Excess Accuracy Correction: Statistical adjustment for models achieving near-perfect performance on easier difficulty points.
Confidence Intervals: Wilson score intervals with continuity correction, targeting 4-9% width depending on precision level.
Manifold Parameter Space¶
M6 explores reasoning difficulty through parametric manifolds rather than fixed grids:
Objects Manifold: target_groups(1-8) × length(4-56) × distractors(0-4)
- Selective attention assessment across semantic categories
- 11 domains: Animals, Colors, Foods, etc.
Boolean Manifold: length(4-32) × depth(0-6) × format(3 types)
- Logical reasoning with nested operators
- Precedence rules and format variations
Arithmetic Manifolds (3 separate):
- Small numbers (-9 to 9) with whitespace variations
- Large numbers (-99 to 99) with depth scaling
- Pure whitespace robustness testing
Movies Manifold: hints(0-4) × reference_count(3-16)
- Pattern recognition through hint-based information filtering
- Reduced cultural knowledge dependency vs C2
Shuffle Manifolds (2 separate):
- No anchor: Pure sequential tracking
- With anchors: Numeric/alphabetic organizational markers
Dates Manifold: tier(0-3) × format(4 types)
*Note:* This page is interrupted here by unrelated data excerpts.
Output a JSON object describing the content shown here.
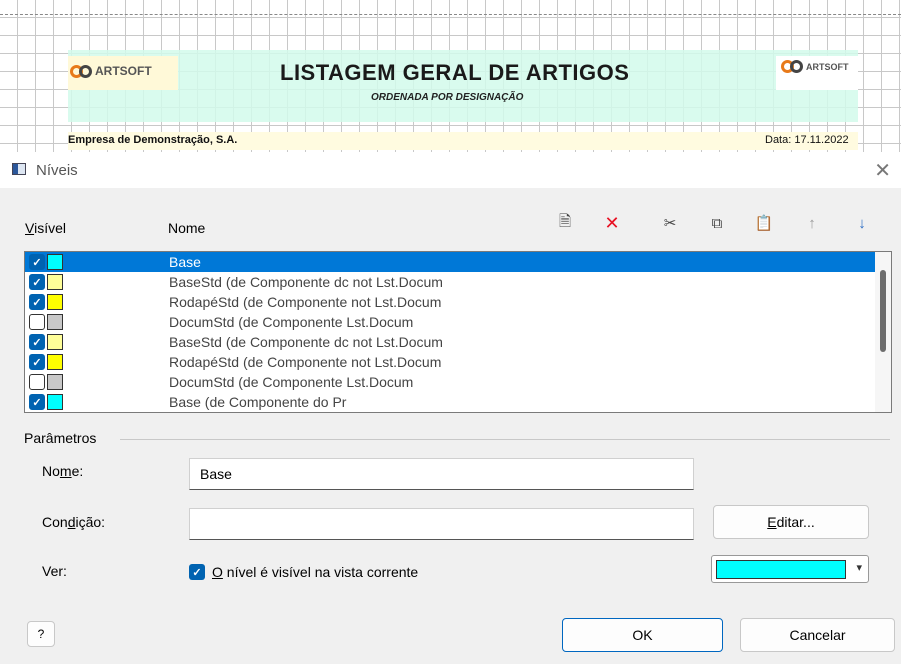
{
  "report": {
    "logo_left": "ARTSOFT",
    "logo_right": "ARTSOFT",
    "title": "LISTAGEM GERAL DE ARTIGOS",
    "subtitle": "ORDENADA POR DESIGNAÇÃO",
    "company": "Empresa de Demonstração, S.A.",
    "date": "Data: 17.11.2022"
  },
  "dialog": {
    "title": "Níveis",
    "close_glyph": "✕",
    "columns": {
      "visible_access": "V",
      "visible_rest": "isível",
      "name": "Nome"
    },
    "toolbar": [
      {
        "name": "new-icon",
        "glyph": "🗎",
        "color": "#444444"
      },
      {
        "name": "delete-icon",
        "glyph": "✕",
        "color": "#e81123"
      },
      {
        "name": "cut-icon",
        "glyph": "✂",
        "color": "#444444"
      },
      {
        "name": "copy-icon",
        "glyph": "⧉",
        "color": "#444444"
      },
      {
        "name": "paste-icon",
        "glyph": "📋",
        "color": "#444444"
      },
      {
        "name": "move-up-icon",
        "glyph": "↑",
        "color": "#9a9a9a"
      },
      {
        "name": "move-down-icon",
        "glyph": "↓",
        "color": "#2b6cc4"
      }
    ],
    "levels": [
      {
        "checked": true,
        "color": "#00ffff",
        "name": "Base",
        "selected": true
      },
      {
        "checked": true,
        "color": "#ffff99",
        "name": "BaseStd (de Componente dc not Lst.Docum",
        "selected": false
      },
      {
        "checked": true,
        "color": "#ffff00",
        "name": "RodapéStd (de Componente not Lst.Docum",
        "selected": false
      },
      {
        "checked": false,
        "color": "#c8c8c8",
        "name": "DocumStd (de Componente  Lst.Docum",
        "selected": false
      },
      {
        "checked": true,
        "color": "#ffff99",
        "name": "BaseStd (de Componente dc not Lst.Docum",
        "selected": false
      },
      {
        "checked": true,
        "color": "#ffff00",
        "name": "RodapéStd (de Componente not Lst.Docum",
        "selected": false
      },
      {
        "checked": false,
        "color": "#c8c8c8",
        "name": "DocumStd (de Componente  Lst.Docum",
        "selected": false
      },
      {
        "checked": true,
        "color": "#00ffff",
        "name": "Base (de Componente do Pr",
        "selected": false
      }
    ],
    "parameters": {
      "section_label": "Parâmetros",
      "name_label_pre": "No",
      "name_label_access": "m",
      "name_label_post": "e:",
      "name_value": "Base",
      "condition_label_pre": "Con",
      "condition_label_access": "d",
      "condition_label_post": "ição:",
      "condition_value": "",
      "edit_button_access": "E",
      "edit_button_rest": "ditar...",
      "view_label": "Ver:",
      "visible_checkbox_access": "O",
      "visible_checkbox_rest": " nível é visível na vista corrente",
      "visible_checked": true,
      "level_color": "#00ffff",
      "dropdown_arrow": "▾"
    },
    "help_glyph": "?",
    "ok_label": "OK",
    "cancel_label": "Cancelar"
  }
}
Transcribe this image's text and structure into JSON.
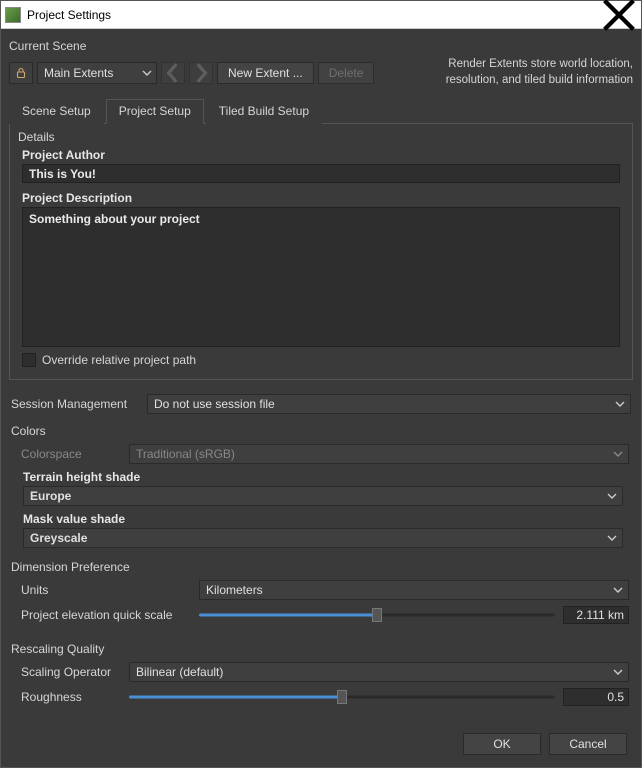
{
  "window": {
    "title": "Project Settings"
  },
  "currentScene": {
    "label": "Current Scene",
    "extentSelected": "Main Extents",
    "newExtentBtn": "New Extent ...",
    "deleteBtn": "Delete",
    "hintLine1": "Render Extents store world location,",
    "hintLine2": "resolution, and tiled build information"
  },
  "tabs": {
    "sceneSetup": "Scene Setup",
    "projectSetup": "Project Setup",
    "tiledBuildSetup": "Tiled Build Setup"
  },
  "details": {
    "title": "Details",
    "authorLabel": "Project Author",
    "authorValue": "This is You!",
    "descLabel": "Project Description",
    "descValue": "Something about your project",
    "overrideLabel": "Override relative project path"
  },
  "session": {
    "label": "Session Management",
    "value": "Do not use session file"
  },
  "colors": {
    "title": "Colors",
    "colorspaceLabel": "Colorspace",
    "colorspaceValue": "Traditional (sRGB)",
    "terrainLabel": "Terrain height shade",
    "terrainValue": "Europe",
    "maskLabel": "Mask value shade",
    "maskValue": "Greyscale"
  },
  "dimension": {
    "title": "Dimension Preference",
    "unitsLabel": "Units",
    "unitsValue": "Kilometers",
    "elevLabel": "Project elevation quick scale",
    "elevPercent": 50,
    "elevDisplay": "2.111 km"
  },
  "rescaling": {
    "title": "Rescaling Quality",
    "opLabel": "Scaling Operator",
    "opValue": "Bilinear (default)",
    "roughLabel": "Roughness",
    "roughPercent": 50,
    "roughDisplay": "0.5"
  },
  "footer": {
    "ok": "OK",
    "cancel": "Cancel"
  }
}
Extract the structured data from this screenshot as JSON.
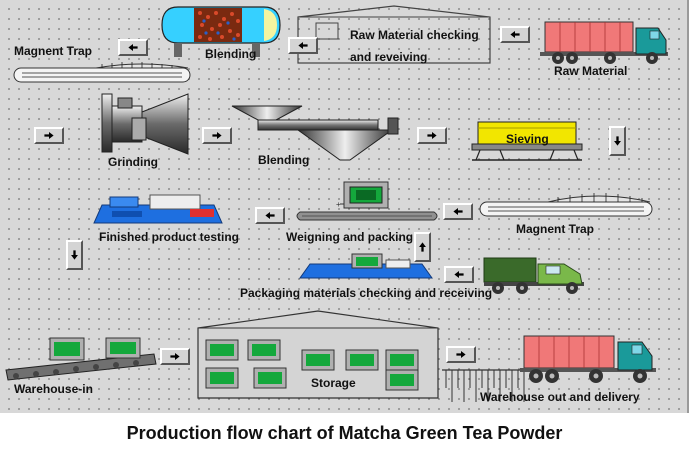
{
  "title": "Production flow chart of Matcha Green Tea Powder",
  "steps": {
    "raw_material": "Raw Material",
    "raw_checking": "Raw Material checking and reveiving",
    "raw_checking_line1": "Raw Material checking",
    "raw_checking_line2": "and reveiving",
    "magnet_trap_top": "Magnent Trap",
    "blending_top": "Blending",
    "grinding": "Grinding",
    "blending_mid": "Blending",
    "sieving": "Sieving",
    "magnet_trap_mid": "Magnent Trap",
    "weighing": "Weigning and packing",
    "finished_testing": "Finished product testing",
    "packaging_checking": "Packaging materials checking and receiving",
    "warehouse_in": "Warehouse-in",
    "storage": "Storage",
    "warehouse_out": "Warehouse out and delivery"
  },
  "colors": {
    "background": "#d8d8d8",
    "truck_cargo": "#f07878",
    "truck_cab": "#1a9a9a",
    "green_truck": "#3a6a2a",
    "sieving_yellow": "#f2e600",
    "testing_blue": "#1e6fe0",
    "screen_green": "#14a83c"
  },
  "icons": [
    "left-arrow-icon",
    "right-arrow-icon",
    "down-arrow-icon",
    "up-arrow-icon"
  ]
}
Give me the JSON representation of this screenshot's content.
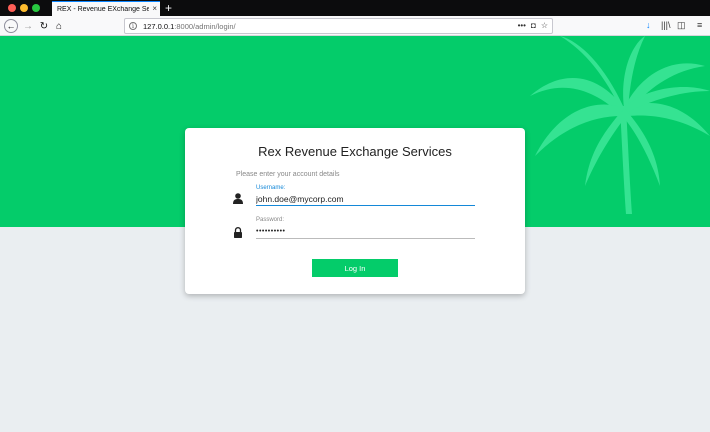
{
  "browser": {
    "tab_title": "REX - Revenue EXchange Service",
    "tab_close": "×",
    "new_tab": "+",
    "url_host": "127.0.0.1",
    "url_path": ":8000/admin/login/",
    "url_actions": {
      "more": "•••",
      "pocket": "◘",
      "bookmark": "☆"
    },
    "icons": {
      "back": "←",
      "forward": "→",
      "reload": "↻",
      "home": "⌂",
      "download": "↓",
      "library": "|||\\",
      "sidebar": "◫",
      "menu": "≡"
    }
  },
  "login": {
    "title": "Rex Revenue Exchange Services",
    "subtitle": "Please enter your account details",
    "username_label": "Username:",
    "username_value": "john.doe@mycorp.com",
    "password_label": "Password:",
    "password_value": "••••••••••",
    "submit_label": "Log In"
  },
  "colors": {
    "brand_green": "#04cc6a",
    "focus_blue": "#1488d8",
    "background": "#eaeef1"
  }
}
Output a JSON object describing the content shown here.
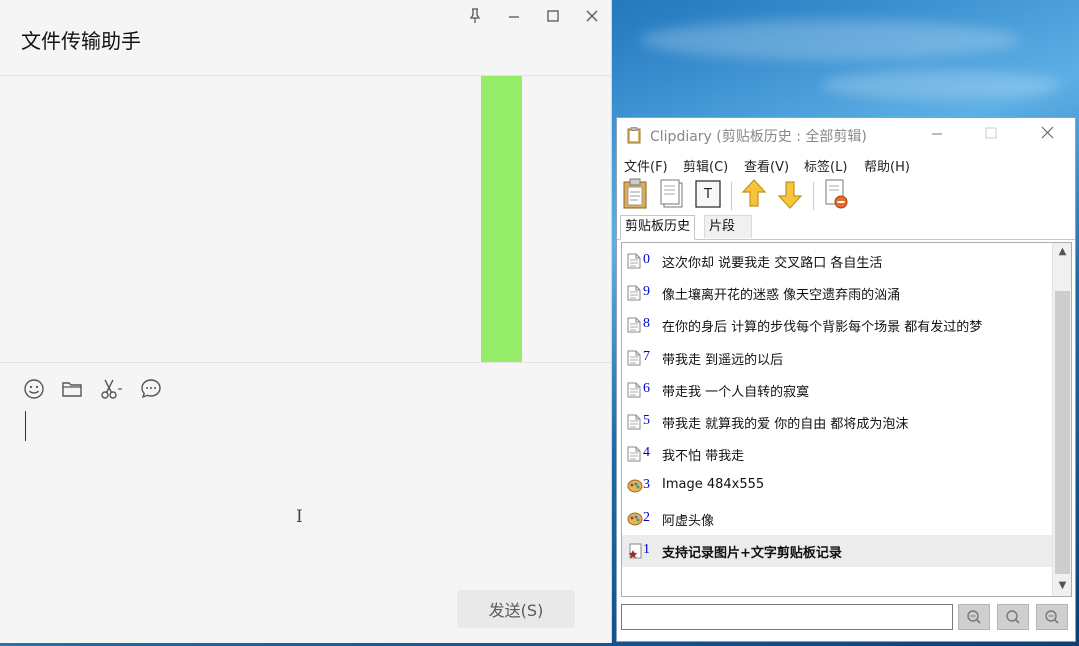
{
  "wechat": {
    "title": "文件传输助手",
    "send_label": "发送(S)",
    "window_controls": [
      "pin-icon",
      "minimize-icon",
      "maximize-icon",
      "close-icon"
    ],
    "toolbar_icons": [
      "emoji-icon",
      "folder-icon",
      "scissors-icon",
      "chat-history-icon"
    ],
    "bubble_color": "#95ec69"
  },
  "clipdiary": {
    "title": "Clipdiary (剪贴板历史 : 全部剪辑)",
    "menu": [
      "文件(F)",
      "剪辑(C)",
      "查看(V)",
      "标签(L)",
      "帮助(H)"
    ],
    "toolbar_icons": [
      "paste-icon",
      "copy-icon",
      "text-icon",
      "move-up-icon",
      "move-down-icon",
      "delete-icon"
    ],
    "tabs": [
      "剪贴板历史",
      "片段"
    ],
    "active_tab": "剪贴板历史",
    "items": [
      {
        "num": "0",
        "text": "这次你却 说要我走 交叉路口 各自生活",
        "type": "text"
      },
      {
        "num": "9",
        "text": "像土壤离开花的迷惑 像天空遗弃雨的汹涌",
        "type": "text"
      },
      {
        "num": "8",
        "text": "在你的身后 计算的步伐每个背影每个场景 都有发过的梦",
        "type": "text"
      },
      {
        "num": "7",
        "text": "带我走 到遥远的以后",
        "type": "text"
      },
      {
        "num": "6",
        "text": "带走我 一个人自转的寂寞",
        "type": "text"
      },
      {
        "num": "5",
        "text": "带我走 就算我的爱 你的自由 都将成为泡沫",
        "type": "text"
      },
      {
        "num": "4",
        "text": "我不怕 带我走",
        "type": "text"
      },
      {
        "num": "3",
        "text": "Image 484x555",
        "type": "image"
      },
      {
        "num": "2",
        "text": "阿虚头像",
        "type": "image"
      },
      {
        "num": "1",
        "text": "支持记录图片+文字剪贴板记录",
        "type": "starred"
      }
    ],
    "selected_index": 9,
    "search_placeholder": "",
    "accent_color": "#0000cc"
  }
}
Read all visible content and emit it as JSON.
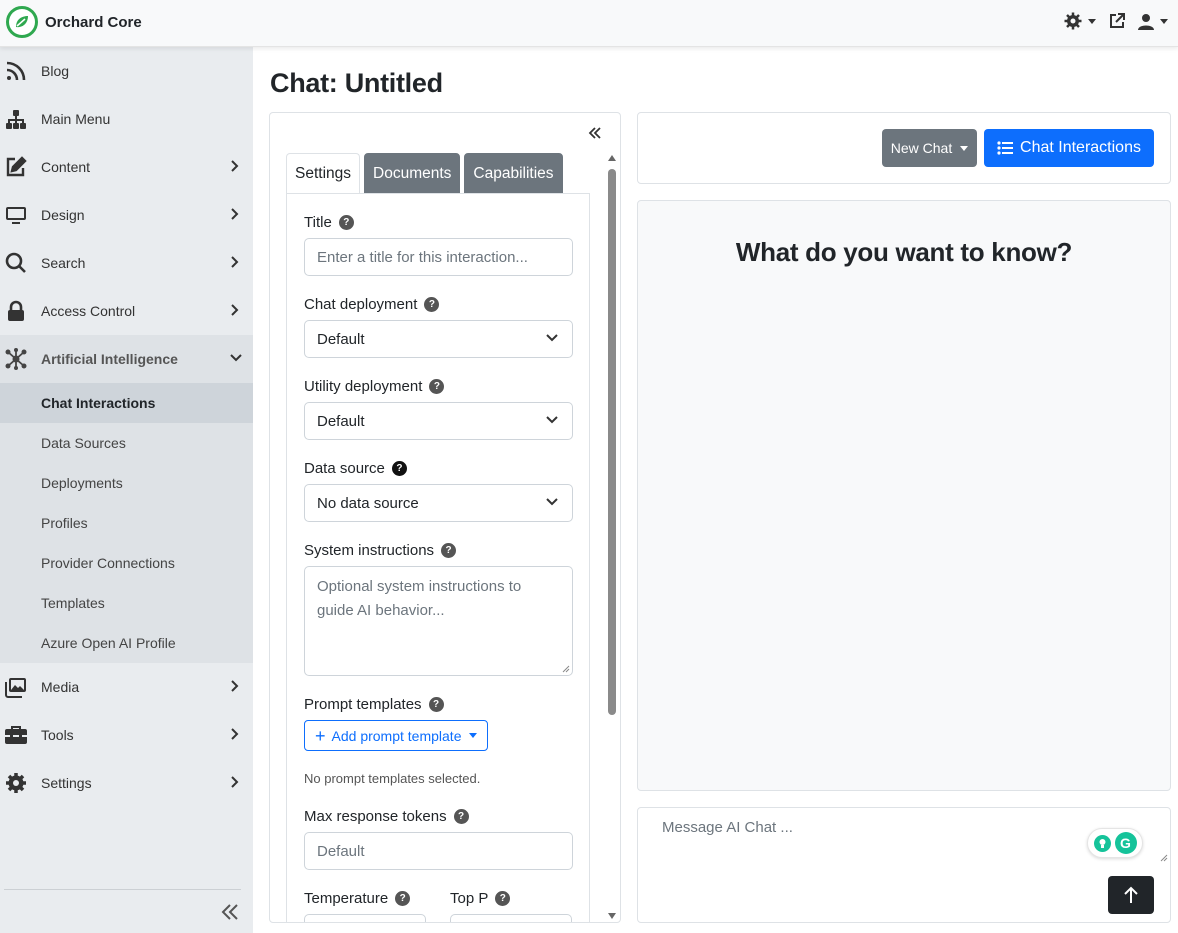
{
  "app": {
    "brand_name": "Orchard Core",
    "brand_color": "#2fa84f"
  },
  "topbar": {
    "icons": [
      "theme-gear-icon",
      "external-link-icon",
      "user-icon"
    ]
  },
  "sidebar": {
    "items": [
      {
        "label": "Blog",
        "icon": "rss-icon"
      },
      {
        "label": "Main Menu",
        "icon": "sitemap-icon"
      },
      {
        "label": "Content",
        "icon": "edit-icon"
      },
      {
        "label": "Design",
        "icon": "monitor-icon"
      },
      {
        "label": "Search",
        "icon": "search-icon"
      },
      {
        "label": "Access Control",
        "icon": "lock-icon"
      },
      {
        "label": "Artificial Intelligence",
        "icon": "network-icon"
      },
      {
        "label": "Media",
        "icon": "images-icon"
      },
      {
        "label": "Tools",
        "icon": "toolbox-icon"
      },
      {
        "label": "Settings",
        "icon": "gear-icon"
      }
    ],
    "ai_children": [
      {
        "label": "Chat Interactions",
        "active": true
      },
      {
        "label": "Data Sources"
      },
      {
        "label": "Deployments"
      },
      {
        "label": "Profiles"
      },
      {
        "label": "Provider Connections"
      },
      {
        "label": "Templates"
      },
      {
        "label": "Azure Open AI Profile"
      }
    ]
  },
  "page": {
    "title": "Chat: Untitled"
  },
  "settings_panel": {
    "tabs": [
      {
        "label": "Settings",
        "active": true
      },
      {
        "label": "Documents"
      },
      {
        "label": "Capabilities"
      }
    ],
    "title_label": "Title",
    "title_placeholder": "Enter a title for this interaction...",
    "chat_deployment_label": "Chat deployment",
    "chat_deployment_value": "Default",
    "utility_deployment_label": "Utility deployment",
    "utility_deployment_value": "Default",
    "data_source_label": "Data source",
    "data_source_value": "No data source",
    "system_instructions_label": "System instructions",
    "system_instructions_placeholder": "Optional system instructions to guide AI behavior...",
    "prompt_templates_label": "Prompt templates",
    "add_prompt_template_label": "Add prompt template",
    "no_templates_note": "No prompt templates selected.",
    "max_tokens_label": "Max response tokens",
    "max_tokens_placeholder": "Default",
    "temperature_label": "Temperature",
    "top_p_label": "Top P"
  },
  "chat": {
    "new_chat_label": "New Chat",
    "chat_interactions_label": "Chat Interactions",
    "heading": "What do you want to know?",
    "message_placeholder": "Message AI Chat ...",
    "primary_color": "#0d6efd",
    "secondary_color": "#6c757d"
  }
}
- Temporal reasoning complexity scaling
- Format variations: USA, Natural, Ordinal, Offset
Viewing M6 Results¶
M6 results integrate with ReasonScape's visualization tools:
# Generate M6 dataset from evaluation results
python evaluate.py --interview 'results/*m6*/*.ndjson' --output data/m6-results.json
# View multi-task rankings
python leaderboard.py data/m6-results.json
# Explore 6D cognitive assessment space
python explorer.py data/m6-results.json
The visualization system automatically adapts to M6's manifold structure, enabling intuitive exploration across all 6 reasoning domains with degree-aware difficulty rendering.